En tant que citoyen américain ayant étudié en Espagne, travaillé dans le secteur bancaire à Londres et créé une entreprise numérique en Estonie tout en vivant en Grèce, je pense que je rentre tout à fait dans la catégorie des Européens accidentels. J’ai travaillé pour Citi à New York et à Londres pendant sept ans, occupant des fonctions liées à la technologie, aux opérations, à la stratégie et aux ventes, avant de m’installer en Grèce et de devenir le directeur financier d’une startup grecque financée par des fonds de capital-risque. Je travaille actuellement à la création d’Epilocal, une entreprise entièrement numérique fondée via le système d’e-résidence d’Estonie visant à responsabiliser les communautés locales via des initiatives d’édition indépendante. Je participe aussi activement au mentorat de startups à Athènes. Je suis titulaire d’une licence en finance internationale et en marketing de l’université de Miami aux États-Unis et d’un master en gestion internationale de l’IE Business School de Madrid, en Espagne.

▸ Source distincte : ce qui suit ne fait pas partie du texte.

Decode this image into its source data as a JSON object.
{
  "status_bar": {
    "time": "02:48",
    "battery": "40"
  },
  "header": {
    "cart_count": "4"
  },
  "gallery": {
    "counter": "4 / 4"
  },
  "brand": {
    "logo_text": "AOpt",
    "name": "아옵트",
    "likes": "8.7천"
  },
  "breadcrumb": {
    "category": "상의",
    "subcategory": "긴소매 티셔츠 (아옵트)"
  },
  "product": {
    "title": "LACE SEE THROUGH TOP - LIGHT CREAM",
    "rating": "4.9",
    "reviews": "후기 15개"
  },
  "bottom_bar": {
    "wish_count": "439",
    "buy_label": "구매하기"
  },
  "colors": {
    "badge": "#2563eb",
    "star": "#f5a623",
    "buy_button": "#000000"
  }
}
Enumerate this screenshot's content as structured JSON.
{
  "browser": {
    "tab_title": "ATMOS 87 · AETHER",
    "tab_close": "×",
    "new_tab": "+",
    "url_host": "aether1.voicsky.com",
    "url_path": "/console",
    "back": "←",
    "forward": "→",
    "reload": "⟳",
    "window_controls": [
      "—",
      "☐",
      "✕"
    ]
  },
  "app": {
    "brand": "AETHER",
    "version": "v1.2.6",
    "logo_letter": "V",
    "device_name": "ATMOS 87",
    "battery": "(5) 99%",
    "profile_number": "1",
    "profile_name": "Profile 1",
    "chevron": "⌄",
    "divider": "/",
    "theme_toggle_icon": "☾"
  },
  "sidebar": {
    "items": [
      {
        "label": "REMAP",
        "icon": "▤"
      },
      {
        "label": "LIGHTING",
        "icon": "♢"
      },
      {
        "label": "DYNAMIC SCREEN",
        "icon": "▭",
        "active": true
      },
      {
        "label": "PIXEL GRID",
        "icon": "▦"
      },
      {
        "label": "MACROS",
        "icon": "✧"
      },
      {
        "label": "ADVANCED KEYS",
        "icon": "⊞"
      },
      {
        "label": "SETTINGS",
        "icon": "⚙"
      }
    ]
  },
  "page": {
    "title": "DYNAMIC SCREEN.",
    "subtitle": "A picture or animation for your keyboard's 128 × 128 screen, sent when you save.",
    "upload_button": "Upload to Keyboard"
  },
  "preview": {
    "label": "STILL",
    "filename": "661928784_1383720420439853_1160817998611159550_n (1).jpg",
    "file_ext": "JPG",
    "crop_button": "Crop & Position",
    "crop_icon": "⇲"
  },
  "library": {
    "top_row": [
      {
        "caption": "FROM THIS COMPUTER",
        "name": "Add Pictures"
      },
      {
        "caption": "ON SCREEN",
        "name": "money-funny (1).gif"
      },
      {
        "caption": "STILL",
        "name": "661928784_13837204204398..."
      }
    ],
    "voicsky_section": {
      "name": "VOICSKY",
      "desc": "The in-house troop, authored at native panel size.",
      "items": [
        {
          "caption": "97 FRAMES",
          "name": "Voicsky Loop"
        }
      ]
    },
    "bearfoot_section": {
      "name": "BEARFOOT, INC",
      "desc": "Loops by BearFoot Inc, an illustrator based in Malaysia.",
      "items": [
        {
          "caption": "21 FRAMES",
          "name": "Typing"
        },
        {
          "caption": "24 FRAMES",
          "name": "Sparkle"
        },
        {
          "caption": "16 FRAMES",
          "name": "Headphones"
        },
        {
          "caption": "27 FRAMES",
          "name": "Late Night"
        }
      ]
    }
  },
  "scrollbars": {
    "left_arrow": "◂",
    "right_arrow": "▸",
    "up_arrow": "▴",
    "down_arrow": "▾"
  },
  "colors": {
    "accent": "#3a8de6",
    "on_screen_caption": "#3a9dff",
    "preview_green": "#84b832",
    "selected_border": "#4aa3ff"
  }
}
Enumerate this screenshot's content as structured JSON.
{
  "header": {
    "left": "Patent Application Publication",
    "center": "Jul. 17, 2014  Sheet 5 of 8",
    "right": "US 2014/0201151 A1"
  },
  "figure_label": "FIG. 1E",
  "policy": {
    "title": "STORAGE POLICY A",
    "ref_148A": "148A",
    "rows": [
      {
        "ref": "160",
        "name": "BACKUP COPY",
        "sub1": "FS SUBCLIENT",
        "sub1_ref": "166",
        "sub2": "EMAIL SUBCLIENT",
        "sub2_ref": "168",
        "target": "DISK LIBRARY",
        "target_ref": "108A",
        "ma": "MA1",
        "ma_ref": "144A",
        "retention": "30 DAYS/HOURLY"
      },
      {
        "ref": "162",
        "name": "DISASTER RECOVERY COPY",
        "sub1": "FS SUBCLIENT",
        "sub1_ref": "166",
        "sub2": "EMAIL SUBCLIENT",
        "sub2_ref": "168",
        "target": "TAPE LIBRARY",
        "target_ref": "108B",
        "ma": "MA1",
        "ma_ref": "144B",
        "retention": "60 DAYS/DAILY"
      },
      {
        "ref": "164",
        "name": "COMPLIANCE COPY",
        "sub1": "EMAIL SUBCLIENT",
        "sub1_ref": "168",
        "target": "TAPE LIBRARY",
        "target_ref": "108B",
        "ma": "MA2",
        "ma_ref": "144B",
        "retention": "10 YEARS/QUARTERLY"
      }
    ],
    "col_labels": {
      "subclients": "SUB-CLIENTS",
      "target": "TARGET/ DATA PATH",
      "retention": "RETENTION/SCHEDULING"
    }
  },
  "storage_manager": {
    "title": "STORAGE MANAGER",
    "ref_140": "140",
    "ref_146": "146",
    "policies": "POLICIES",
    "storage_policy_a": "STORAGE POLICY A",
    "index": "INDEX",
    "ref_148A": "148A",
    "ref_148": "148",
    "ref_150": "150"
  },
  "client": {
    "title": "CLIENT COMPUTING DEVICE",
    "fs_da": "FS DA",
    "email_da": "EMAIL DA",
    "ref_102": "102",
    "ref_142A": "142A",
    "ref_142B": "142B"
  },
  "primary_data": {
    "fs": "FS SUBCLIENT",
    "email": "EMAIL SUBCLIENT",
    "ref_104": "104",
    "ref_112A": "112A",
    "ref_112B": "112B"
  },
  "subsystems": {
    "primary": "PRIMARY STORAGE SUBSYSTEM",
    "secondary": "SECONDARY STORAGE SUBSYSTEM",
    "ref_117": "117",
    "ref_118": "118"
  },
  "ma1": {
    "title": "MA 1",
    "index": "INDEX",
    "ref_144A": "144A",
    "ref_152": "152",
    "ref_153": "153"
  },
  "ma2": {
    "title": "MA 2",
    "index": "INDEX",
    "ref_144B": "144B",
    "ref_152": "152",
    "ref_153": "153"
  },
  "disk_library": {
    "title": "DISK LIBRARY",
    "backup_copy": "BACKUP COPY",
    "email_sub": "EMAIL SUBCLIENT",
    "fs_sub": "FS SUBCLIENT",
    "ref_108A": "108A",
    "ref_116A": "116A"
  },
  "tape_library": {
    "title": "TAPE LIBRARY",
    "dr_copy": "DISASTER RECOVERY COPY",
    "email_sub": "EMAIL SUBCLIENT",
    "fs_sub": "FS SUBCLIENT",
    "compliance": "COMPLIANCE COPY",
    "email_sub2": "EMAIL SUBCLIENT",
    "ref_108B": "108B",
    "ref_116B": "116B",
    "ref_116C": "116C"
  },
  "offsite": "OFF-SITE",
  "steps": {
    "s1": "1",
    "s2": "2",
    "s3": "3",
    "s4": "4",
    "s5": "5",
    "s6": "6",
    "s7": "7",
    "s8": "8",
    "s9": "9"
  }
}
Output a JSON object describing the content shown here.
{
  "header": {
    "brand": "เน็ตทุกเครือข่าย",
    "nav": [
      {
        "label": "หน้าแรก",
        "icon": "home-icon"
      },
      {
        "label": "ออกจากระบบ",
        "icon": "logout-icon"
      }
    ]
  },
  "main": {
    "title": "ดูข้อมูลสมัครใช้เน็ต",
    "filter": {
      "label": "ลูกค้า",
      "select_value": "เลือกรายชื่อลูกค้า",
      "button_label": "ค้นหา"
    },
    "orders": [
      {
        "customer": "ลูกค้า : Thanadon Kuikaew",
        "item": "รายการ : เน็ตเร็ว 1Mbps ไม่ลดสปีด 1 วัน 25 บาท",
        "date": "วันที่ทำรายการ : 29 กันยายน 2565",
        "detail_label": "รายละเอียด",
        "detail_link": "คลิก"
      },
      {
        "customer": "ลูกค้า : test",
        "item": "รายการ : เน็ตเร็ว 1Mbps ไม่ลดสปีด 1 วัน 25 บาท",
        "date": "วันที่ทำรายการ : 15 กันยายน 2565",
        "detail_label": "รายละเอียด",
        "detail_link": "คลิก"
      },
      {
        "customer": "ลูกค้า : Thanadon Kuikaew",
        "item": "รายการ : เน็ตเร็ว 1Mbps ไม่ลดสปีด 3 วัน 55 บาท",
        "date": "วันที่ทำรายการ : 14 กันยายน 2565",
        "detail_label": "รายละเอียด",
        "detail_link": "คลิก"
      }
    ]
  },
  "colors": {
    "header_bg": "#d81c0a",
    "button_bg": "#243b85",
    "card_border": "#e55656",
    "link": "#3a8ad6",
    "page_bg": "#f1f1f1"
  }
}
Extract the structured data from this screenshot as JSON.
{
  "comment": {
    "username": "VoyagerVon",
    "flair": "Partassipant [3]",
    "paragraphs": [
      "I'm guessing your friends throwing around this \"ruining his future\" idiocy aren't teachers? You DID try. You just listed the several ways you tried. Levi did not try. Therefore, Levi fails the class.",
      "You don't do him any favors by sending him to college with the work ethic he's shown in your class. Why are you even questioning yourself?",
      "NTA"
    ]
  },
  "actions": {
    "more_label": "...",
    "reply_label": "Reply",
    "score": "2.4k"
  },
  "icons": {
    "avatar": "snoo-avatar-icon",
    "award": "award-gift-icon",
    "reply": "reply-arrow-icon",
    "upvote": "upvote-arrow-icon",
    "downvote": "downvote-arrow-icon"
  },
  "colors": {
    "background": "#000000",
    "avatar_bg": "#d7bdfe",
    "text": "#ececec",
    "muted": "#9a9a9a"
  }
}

Si vous voyagez régulièrement, vous avez peut-être remarqué que l’Europe ne dispose que d’un système de services de paiement fragmenté, sans cohésion d’un pays à l’autre. Mais de la même manière que vous pouvez prendre l’avion et vous retrouver dans un nouveau pays en une heure, une nouvelle réglementation bancaire promet une “circulation” plus facile entre les différents systèmes financiers.

En tant que citoyen américain ayant travaillé pendant cinq ans comme banquier à Londre, j’ai appris à connaître parfaitement cette réglementation appelée la directive sur les services de paiement (DSP2). La DSP2 est une directive européenne de 2018 visant à obliger les fournisseurs de services de paiement à améliorer les processus d’authentification des clients et à introduire de nouvelles réglementations concernant les fournisseurs tiers. Elle fixe des normes générales de base que chaque pays doit appliquer via sa législation locale, tout en tenant compte des nuances locales et en remplissant les objectifs communs.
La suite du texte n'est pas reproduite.